A seven-LncRNA signature for prognosis prediction of patients with lung squamous cell carcinoma through tumor immune escape

qiangqiang ge ¹ zhong lin ² Wang Xuequan ² zhengli jiang ^2* Yan Hu ^2*

• ¹ Shangyu People's Hospital of Shaoxing, Shaoxing, Zhejiang Province, China
• ² Zhejiang Taizhou Hospital, Taizhou, China

Lung squamous cell carcinoma (LUSC) is a malignant disease associated with poor therapeutic responses and prognosis. Preliminary studies have shown that the dysregulation of long non-coding RNAs (LncRNAs) is linked to cancer development and prognosis. However, research on the role of LncRNAs in LUSC remains limited. In this study, we aimed to develop a LncRNA signature for improved prognostic prediction in LUSC and to elucidate the underlying mechanisms.
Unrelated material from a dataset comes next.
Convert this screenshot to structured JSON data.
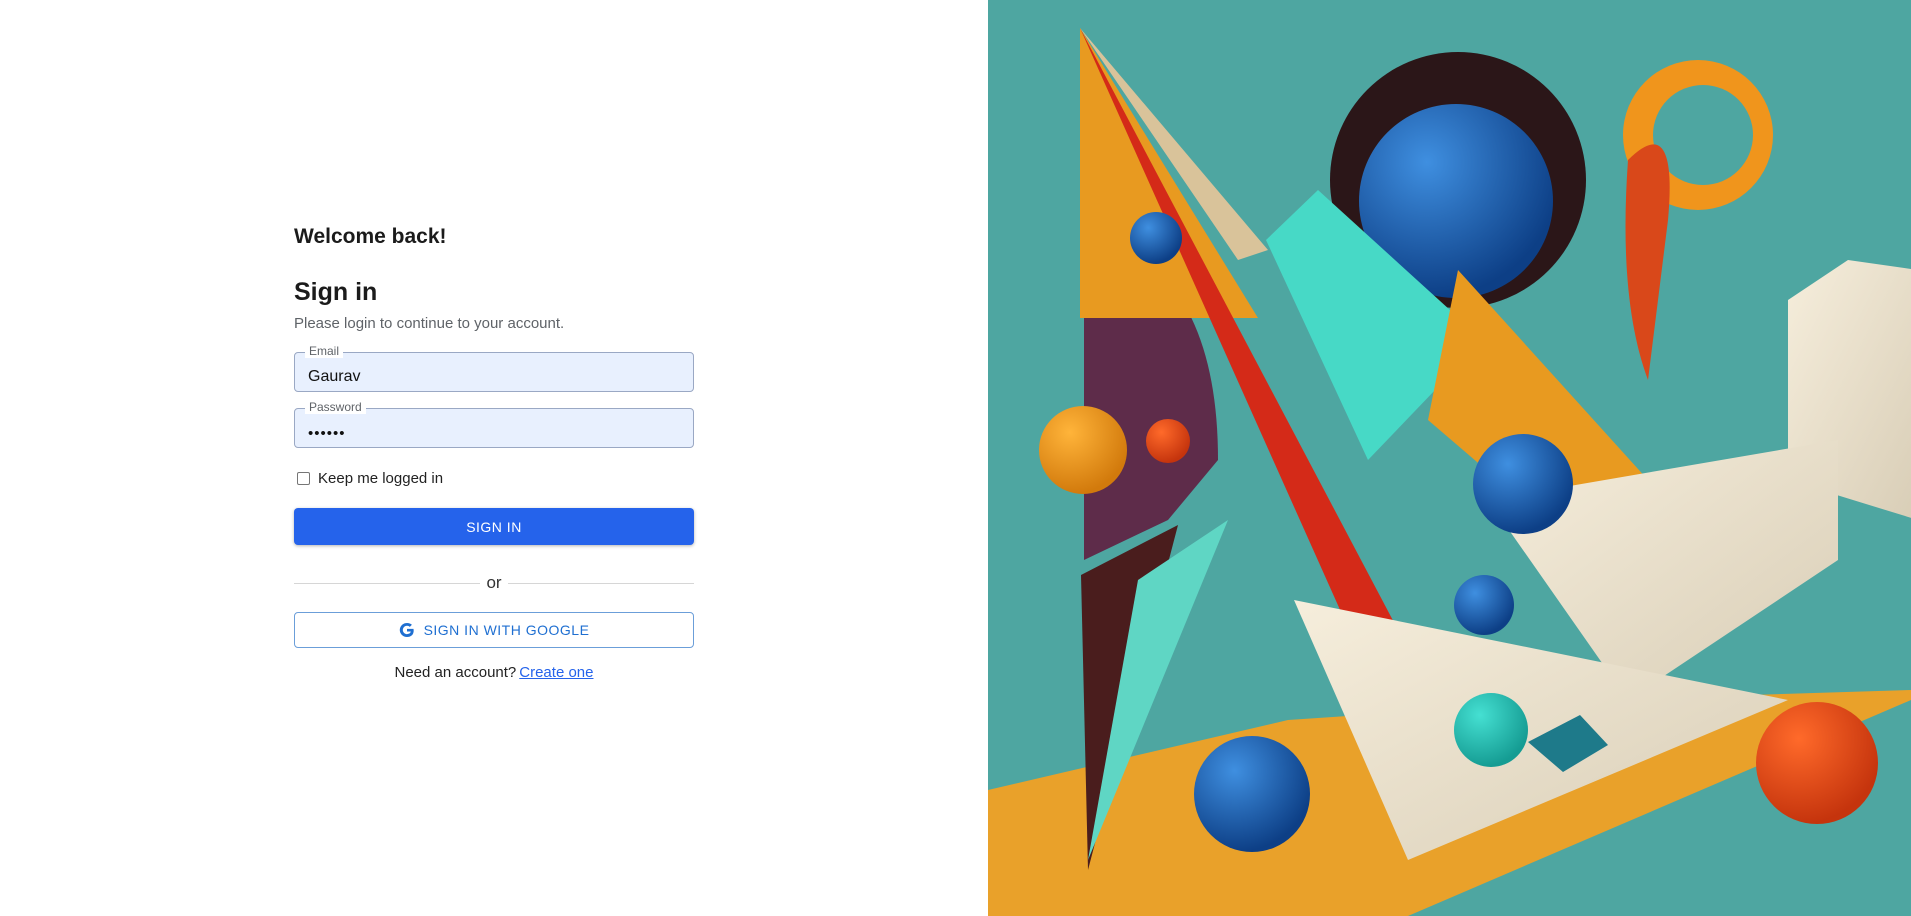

We utilized expression data of LncRNAs and clinical information from 471 LUSC patients in The Cancer Genome Atlas (TCGA), randomly dividing them into a training set (n=236) and a testing set (n=235). A prognostic signature model comprising seven LncRNAs was constructed using multivariate Cox regression analysis based on the training set. Using a risk score cutoff value of -0.12 (log2transformed), patients were categorized into high-risk (n=101) and low-risk (n=370) groups. The high-risk group demonstrated significantly worse overall survival (OS) compared to the low-risk group (p<0.0001). The risk score showed strong prognostic predictive ability for LUSC patients, as evidenced by the area under the ROC curve (AUC: 0.66, 0.67, and 0.67) and nomogram analysis (C-index, calibration, and decision curve analysis) for 1-, 3-, and 5-year survival predictions. Independent prognostic factors for LUSC were identified, including risk group (HR=0.3, 95% CI: 0.22-0.4), stage (HR=1.78, 95% CI: 1.28-2.48), and age (HR=1.02, 95% CI: 1.00-1.04). KEGG enrichment analysis revealed that mRNAs influenced by the seven targeted LncRNAs, associated with immune evasion, were primarily linked to pathways such as chemical carcinogenesis, Th17 cell differentiation, NF-κB signaling, and proteoglycans in cancer. Expression levels of 14 target genes related to tumor immune tolerance were significantly suppressed, with eight confirmed via real-time PCR and western blot analysis. Additionally, CIBERSORT analysis of immune cellrelated gene expression between normal and LUSC tissues indicated activation of the immune system in LUSC patients. In conclusion, our findings highlight the clinical significance of the seven LncRNA signature in predicting survival outcomes for LUSC patients.